Flax Seeds Vs. Chia Seeds (Benefits & Versatility)

Both flaxseeds and chia seeds pack in a powerful punch of nutrition, but we’re here to weigh out the benefits of each. Seeds in general can benefit your health in a variety of ways, but today, we’re going to dive deep into flax and chia sees to see if either is a better option for you.

Flaxseeds are full of antioxidant power, which can help to reduce free radical buildup in the body. In turn, that can help to keep your body less inflamed, lowering the chances of illness and disease overall.

More benefits of flaxseeds include their high healthy fat content along with a ton of necessary vitamins and minerals for overall health. These can all create a flow of health benefits in the body.

Check out the list below to see the capabilities of what flax seeds can do to boost your health throughout the body and keep you well for the long haul.

Benefits of Flaxseeds:

  • Can help with hormonal regulation (Can lower androgen levels)
  • Lowered risk of prostate cancer in men
  • High in fiber (Can assist with regular bowel function
  • Can help curb appetite (Benefits weight loss efforts)
  • High in omega 3s (Good for heart and brain health)
  • High in protein (Necessary for overall health)
  • Rich in lignans (Can reduce the risk of many types of cancers)

 

These powerful seeds are not only a nutrition powerhouse, but they are also a helpful addition in the kitchen. If you didn’t know where to add flaxseeds to your diet, we’re here to help you out.

Flax seeds can be a great versatile seed choice in the kitchen as well. If you are vegan, flaxseeds may already be your favorite seed for a few reasons listed below.

Check out the list below to see how adding more flaxseeds can help benefit you.

Versatility of Flaxseeds:

  • Use Flaxseeds as an egg replacer
  • Ground flaxseeds for easier digestion (Add to oatmeal, yogurt, tea, etc.)
  • Make your own flaxseed crackers
  • Drizzle flaxseed oil into your favorite homemade dressing
  • Add it to your morning smoothie
  • Add them into your favorite baked goods (Cookies, muffins, etc.)
  • Add in to a hot or cold cereal in the morning

 

No one can argue, flaxseed can be a wholesome and great addition to any diet to help enhance your immune system and provide a great deal of variety in the kitchen to add to so many meals.

But, now let’s move onto the power of chia seeds.

Chia seeds can help to boost heart health, hair health, and much more. Check out the list below to see the power chia seeds can have on your body.

Benefits of Chia Seeds:

  • High in healthy fats (Good for brain and heart function)
  • High in calcium (A good alternative to milk for bone health)
  • High in fiber (Assist good bowel function)
  • High in protein (A great substitute for added protein)
  • High in magnesium (Great for heart and bone health)
  • High in antioxidants (Helps minimize free radical damage
  • Can assist with lowering blood sugar and aid in weight loss
  • Can lower high blood pressure effectively

While chia seeds have tons of health benefits, they are also an excellent addition in the kitchen. Check out some ways you can add more chia seeds to your diet.

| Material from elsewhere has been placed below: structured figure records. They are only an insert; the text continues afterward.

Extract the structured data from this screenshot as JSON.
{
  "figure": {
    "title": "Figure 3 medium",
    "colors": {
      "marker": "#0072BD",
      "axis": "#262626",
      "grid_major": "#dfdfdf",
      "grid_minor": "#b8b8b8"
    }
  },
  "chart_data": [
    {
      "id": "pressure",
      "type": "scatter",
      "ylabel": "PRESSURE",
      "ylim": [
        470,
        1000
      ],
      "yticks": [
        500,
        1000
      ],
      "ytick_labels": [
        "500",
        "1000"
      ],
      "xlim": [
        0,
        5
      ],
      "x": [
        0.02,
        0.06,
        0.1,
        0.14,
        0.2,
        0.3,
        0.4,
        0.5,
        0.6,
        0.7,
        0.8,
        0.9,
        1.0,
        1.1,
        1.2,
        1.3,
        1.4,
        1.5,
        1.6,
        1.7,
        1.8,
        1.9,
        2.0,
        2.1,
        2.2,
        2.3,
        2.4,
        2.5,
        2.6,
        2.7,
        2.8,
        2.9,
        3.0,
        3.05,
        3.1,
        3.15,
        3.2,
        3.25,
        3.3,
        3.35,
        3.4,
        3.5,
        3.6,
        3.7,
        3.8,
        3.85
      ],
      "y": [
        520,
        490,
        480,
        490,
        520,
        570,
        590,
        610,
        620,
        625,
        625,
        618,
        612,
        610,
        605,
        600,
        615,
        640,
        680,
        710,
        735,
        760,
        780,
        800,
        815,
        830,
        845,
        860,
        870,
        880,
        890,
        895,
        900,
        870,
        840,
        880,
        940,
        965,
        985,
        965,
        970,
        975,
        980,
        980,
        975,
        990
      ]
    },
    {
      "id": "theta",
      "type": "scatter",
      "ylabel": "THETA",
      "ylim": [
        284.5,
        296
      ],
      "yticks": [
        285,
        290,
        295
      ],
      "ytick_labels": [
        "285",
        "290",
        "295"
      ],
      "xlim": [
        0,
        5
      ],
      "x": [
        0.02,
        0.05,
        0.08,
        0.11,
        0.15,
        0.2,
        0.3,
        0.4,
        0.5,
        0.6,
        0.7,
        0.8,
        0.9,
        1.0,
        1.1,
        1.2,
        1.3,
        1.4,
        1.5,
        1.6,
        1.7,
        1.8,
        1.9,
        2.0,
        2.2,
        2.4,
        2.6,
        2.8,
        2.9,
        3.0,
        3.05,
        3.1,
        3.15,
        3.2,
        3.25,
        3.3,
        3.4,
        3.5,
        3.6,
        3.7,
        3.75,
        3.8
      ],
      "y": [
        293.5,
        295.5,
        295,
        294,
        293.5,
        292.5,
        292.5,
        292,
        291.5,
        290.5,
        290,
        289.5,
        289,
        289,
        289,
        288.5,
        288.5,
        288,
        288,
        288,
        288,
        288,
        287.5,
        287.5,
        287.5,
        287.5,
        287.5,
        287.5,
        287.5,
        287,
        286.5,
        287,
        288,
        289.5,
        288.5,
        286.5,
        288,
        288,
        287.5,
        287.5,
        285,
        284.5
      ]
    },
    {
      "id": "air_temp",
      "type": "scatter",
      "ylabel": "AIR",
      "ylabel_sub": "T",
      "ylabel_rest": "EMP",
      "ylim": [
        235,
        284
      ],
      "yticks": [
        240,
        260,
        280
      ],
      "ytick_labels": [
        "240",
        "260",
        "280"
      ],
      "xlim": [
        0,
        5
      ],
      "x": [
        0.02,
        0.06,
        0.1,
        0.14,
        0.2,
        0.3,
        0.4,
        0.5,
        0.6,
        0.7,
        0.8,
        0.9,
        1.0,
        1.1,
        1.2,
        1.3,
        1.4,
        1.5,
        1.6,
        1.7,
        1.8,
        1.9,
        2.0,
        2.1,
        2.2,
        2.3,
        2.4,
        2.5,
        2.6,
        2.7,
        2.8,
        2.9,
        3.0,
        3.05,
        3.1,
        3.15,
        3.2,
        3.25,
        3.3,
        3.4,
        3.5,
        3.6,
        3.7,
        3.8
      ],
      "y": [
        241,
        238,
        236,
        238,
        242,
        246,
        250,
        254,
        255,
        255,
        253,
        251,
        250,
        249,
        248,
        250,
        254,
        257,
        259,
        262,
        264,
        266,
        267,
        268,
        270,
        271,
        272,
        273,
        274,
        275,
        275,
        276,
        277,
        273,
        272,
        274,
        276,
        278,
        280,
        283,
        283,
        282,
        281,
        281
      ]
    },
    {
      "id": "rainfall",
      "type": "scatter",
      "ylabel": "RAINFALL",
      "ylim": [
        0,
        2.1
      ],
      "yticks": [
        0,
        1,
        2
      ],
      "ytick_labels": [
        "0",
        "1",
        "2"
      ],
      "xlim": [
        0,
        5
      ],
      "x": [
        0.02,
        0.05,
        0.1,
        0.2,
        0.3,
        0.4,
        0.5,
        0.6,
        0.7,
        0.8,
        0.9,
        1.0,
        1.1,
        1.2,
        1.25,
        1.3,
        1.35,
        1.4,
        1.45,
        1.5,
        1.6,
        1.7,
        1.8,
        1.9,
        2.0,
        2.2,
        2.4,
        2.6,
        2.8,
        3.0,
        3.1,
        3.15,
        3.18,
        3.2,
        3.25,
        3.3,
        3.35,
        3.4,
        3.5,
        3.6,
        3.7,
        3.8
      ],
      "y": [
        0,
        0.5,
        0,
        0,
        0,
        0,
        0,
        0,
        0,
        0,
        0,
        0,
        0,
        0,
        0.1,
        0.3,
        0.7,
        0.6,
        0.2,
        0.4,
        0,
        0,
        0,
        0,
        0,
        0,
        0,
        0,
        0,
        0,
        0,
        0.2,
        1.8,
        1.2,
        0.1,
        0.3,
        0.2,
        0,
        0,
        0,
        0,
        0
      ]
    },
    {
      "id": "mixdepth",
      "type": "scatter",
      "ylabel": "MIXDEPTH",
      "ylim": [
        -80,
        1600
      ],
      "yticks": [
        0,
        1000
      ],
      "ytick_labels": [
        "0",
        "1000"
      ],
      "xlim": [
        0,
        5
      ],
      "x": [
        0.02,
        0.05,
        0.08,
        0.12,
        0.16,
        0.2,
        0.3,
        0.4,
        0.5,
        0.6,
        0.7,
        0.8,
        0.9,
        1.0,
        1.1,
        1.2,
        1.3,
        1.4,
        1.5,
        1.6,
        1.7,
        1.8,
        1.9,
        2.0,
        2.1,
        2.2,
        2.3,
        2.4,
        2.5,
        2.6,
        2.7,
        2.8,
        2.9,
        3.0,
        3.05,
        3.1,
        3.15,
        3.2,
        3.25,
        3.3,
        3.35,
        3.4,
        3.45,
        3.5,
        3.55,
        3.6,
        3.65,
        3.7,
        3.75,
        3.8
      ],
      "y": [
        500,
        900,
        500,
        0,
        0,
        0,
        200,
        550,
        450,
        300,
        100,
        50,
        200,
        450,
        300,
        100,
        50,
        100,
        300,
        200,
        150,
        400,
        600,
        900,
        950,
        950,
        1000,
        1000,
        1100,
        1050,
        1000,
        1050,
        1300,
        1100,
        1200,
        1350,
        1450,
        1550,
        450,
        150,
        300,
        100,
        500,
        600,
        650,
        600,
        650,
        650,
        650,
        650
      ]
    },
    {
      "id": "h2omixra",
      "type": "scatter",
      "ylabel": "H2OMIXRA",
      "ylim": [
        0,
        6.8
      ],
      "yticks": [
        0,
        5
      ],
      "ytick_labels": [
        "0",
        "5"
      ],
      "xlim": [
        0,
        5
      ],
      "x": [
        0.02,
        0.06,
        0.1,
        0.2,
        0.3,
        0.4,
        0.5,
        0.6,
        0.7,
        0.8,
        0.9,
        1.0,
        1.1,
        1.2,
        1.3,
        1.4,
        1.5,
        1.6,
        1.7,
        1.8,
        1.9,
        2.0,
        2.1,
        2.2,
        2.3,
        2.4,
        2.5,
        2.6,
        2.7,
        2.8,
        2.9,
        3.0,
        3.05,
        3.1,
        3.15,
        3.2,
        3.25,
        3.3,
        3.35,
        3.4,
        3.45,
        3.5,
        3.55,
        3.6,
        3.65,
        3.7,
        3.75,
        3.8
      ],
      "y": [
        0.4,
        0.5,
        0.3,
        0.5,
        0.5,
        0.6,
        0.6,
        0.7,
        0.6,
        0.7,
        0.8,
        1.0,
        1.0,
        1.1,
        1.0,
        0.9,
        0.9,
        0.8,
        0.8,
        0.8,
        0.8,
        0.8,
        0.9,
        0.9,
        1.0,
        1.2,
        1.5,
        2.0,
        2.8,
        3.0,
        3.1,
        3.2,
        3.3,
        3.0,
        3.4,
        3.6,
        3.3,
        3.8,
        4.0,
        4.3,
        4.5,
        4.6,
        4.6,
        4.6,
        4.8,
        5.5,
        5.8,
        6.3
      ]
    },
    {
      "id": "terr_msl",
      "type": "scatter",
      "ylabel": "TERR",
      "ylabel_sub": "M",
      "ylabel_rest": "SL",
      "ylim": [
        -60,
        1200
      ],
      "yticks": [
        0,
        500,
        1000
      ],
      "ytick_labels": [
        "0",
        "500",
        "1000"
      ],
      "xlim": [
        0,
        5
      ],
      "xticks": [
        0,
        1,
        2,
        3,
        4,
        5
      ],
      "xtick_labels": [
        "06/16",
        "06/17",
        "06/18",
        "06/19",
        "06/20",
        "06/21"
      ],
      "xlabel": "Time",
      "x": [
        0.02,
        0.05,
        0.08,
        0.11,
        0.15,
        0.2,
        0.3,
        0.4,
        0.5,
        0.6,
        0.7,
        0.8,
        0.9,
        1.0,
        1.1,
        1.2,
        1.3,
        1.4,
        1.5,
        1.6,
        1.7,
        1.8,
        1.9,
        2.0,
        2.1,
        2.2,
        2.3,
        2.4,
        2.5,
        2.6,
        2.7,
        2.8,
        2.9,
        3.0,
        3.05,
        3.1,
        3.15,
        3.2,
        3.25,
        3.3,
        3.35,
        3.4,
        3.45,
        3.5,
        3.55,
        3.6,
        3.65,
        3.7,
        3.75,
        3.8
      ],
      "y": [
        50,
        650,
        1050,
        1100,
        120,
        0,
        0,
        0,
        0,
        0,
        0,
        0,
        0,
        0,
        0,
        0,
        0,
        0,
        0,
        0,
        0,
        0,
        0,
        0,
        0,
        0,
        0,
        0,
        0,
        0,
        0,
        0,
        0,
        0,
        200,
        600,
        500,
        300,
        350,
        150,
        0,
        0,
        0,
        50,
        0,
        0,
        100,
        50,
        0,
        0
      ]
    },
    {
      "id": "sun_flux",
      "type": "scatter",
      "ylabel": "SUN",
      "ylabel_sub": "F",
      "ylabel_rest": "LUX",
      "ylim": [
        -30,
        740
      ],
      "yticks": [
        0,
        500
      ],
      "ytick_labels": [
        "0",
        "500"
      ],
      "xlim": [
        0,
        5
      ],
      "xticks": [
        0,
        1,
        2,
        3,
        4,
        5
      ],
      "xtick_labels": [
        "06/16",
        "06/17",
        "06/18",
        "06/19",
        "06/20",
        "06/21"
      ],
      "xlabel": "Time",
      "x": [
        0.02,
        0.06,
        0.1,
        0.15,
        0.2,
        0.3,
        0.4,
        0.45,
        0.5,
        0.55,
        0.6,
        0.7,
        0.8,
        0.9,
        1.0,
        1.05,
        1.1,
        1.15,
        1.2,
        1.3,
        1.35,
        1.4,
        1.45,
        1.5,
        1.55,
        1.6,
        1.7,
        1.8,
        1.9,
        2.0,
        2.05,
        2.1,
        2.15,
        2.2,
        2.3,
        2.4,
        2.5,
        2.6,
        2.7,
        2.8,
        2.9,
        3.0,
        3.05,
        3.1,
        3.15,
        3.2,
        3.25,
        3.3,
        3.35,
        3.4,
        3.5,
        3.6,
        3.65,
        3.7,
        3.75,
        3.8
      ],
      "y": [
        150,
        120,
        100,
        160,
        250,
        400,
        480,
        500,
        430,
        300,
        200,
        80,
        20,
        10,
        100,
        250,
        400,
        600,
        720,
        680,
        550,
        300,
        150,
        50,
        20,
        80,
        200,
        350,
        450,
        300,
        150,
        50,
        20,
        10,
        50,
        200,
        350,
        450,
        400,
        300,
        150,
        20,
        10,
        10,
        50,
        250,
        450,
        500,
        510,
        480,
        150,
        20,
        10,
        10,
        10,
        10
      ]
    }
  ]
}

Versatility of Chia Seeds:

  • Make your own chia seed pudding for breakfast or a mid-day snack
  • Add chia seeds to your oatmeal, cereal, yogurt, or acai bowls
  • Add it to your water or juice
  • Add them to smoothies or cereal
  • Bake them into your favorite bread
  • Add them as a crispy coating for meat or fish
  • Chia seeds can also be used as an egg substitute like flaxseeds


Chia seeds and flaxseeds can be a part of most healthy diets, but there are some precautions with both. Just because a food is a healthy food, does not mean you should never watch the portions of each. If you have high blood pressure and are on medication for it, chia seeds need to be limited to two tablespoons once a week, because it can have powerful effects at lowering blood pressure as well.

Flaxseeds can be a healthy addition to most diets as well, but you should never exceed more than 5 tablespoons per day for your own general health and wellbeing.

Which seed do you prefer in your diet?